Y Venezuela por sus reservas de petróleo, las más grandes del mundo y, sobre todo, ya en manos de Chavez, todo estaba de venta. Pero, además, en sociedad con Fidel Castro, podrían deshacerse de Chavez y plantar en Venezuela un casi retrasado mental como MaduroSoros ya se habia convertido en accionista importante del Banco de Caracas. Pero, inclusive, ya había otros antecedentes de sociedad Maduro, Soros, pues con la magia de sus máquinas cuenta votos que se usaron el 2020, le entregaran la presidencia a Biden, por lo que Obama ordenaba se premiará a Soros con la más alta presea civil, la Medalla Presidencial de Libertad.  

 

Pero, durante los cuatro años de un Biden senil e incompetente, que en realidad fuera el tercer periodo de Obama, se consolidara el proyecto más ambicioso de los amos de Soros, la mafia de los Rothschild.
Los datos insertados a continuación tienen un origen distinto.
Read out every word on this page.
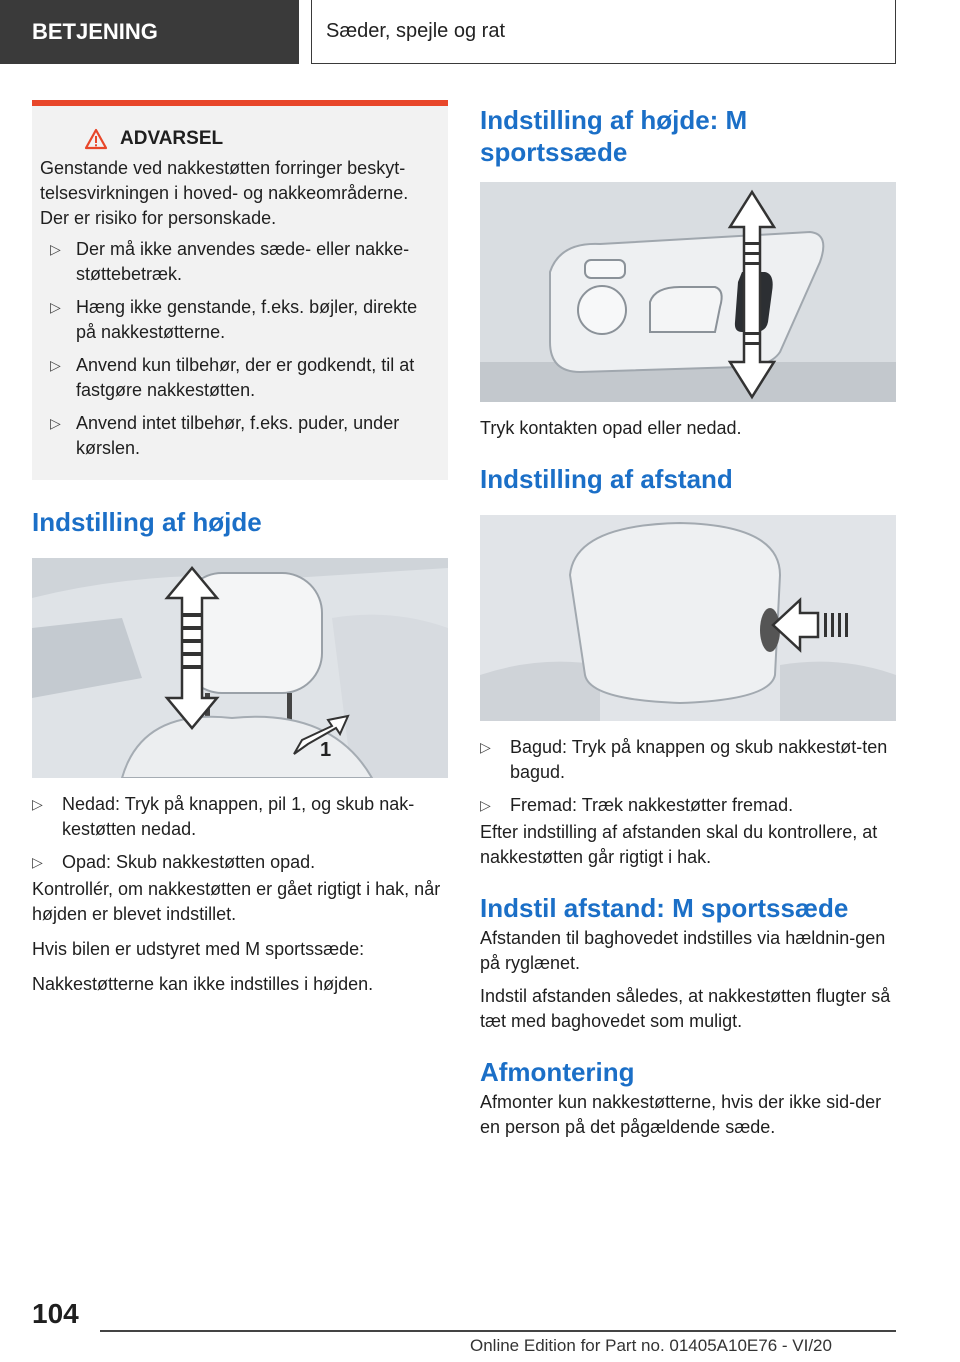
BETJENING	Sæder, spejle og rat
ADVARSEL

Genstande ved nakkestøtten forringer beskyt-telsesvirkningen i hoved- og nakkeområderne. Der er risiko for personskade.

▷ Der må ikke anvendes sæde- eller nakke-støttebetræk.
▷ Hæng ikke genstande, f.eks. bøjler, direkte på nakkestøtterne.
▷ Anvend kun tilbehør, der er godkendt, til at fastgøre nakkestøtten.
▷ Anvend intet tilbehør, f.eks. puder, under kørslen.
Indstilling af højde
1
▷ Nedad: Tryk på knappen, pil 1, og skub nak-kestøtten nedad.
▷ Opad: Skub nakkestøtten opad.

Kontrollér, om nakkestøtten er gået rigtigt i hak, når højden er blevet indstillet.

Hvis bilen er udstyret med M sportssæde:

Nakkestøtterne kan ikke indstilles i højden.

Indstilling af højde: M sportssæde

Tryk kontakten opad eller nedad.

Indstilling af afstand
▷ Bagud: Tryk på knappen og skub nakkestøt-ten bagud.
▷ Fremad: Træk nakkestøtter fremad.

Efter indstilling af afstanden skal du kontrollere, at nakkestøtten går rigtigt i hak.

Indstil afstand: M sportssæde

Afstanden til baghovedet indstilles via hældnin-gen på ryglænet.

Indstil afstanden således, at nakkestøtten flugter så tæt med baghovedet som muligt.

Afmontering

Afmonter kun nakkestøtterne, hvis der ikke sid-der en person på det pågældende sæde.

104
Online Edition for Part no. 01405A10E76 - VI/20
Sentar en Venezuela la gran Confederación Global del narcotráfico y contrabando mundial, pero, no solo de drogas, también de oro, litio e infinidad de minerales raros que son más valiosos que oro y diamantes. Minerales que también existe en Rusia y no han podido adueñarse de ellos, pues Putin nunca les ha permitido la entrada. 

 

Y habiendo completado felizmente ese objetivo, proceder con el que había sido truncado cuando, sorpresivamente, apareciera Trump en la presidencia del 2016. La destrucción social, moral, intelectual, económica de los EU, un sueño perseguido por los Rothschild desde el siglo 19 en una sociedad con la monarquía inglesa, y los oligarcas globales que han reclutado durante dos siglos. Un objetivo que, como lo habían planeado en 1822, ha ido avanzando sin precipitación, pero con pasos firmes muy seguros el que debe quedar concluido con su agenda 2030. Si se pueden deshacer de Trump.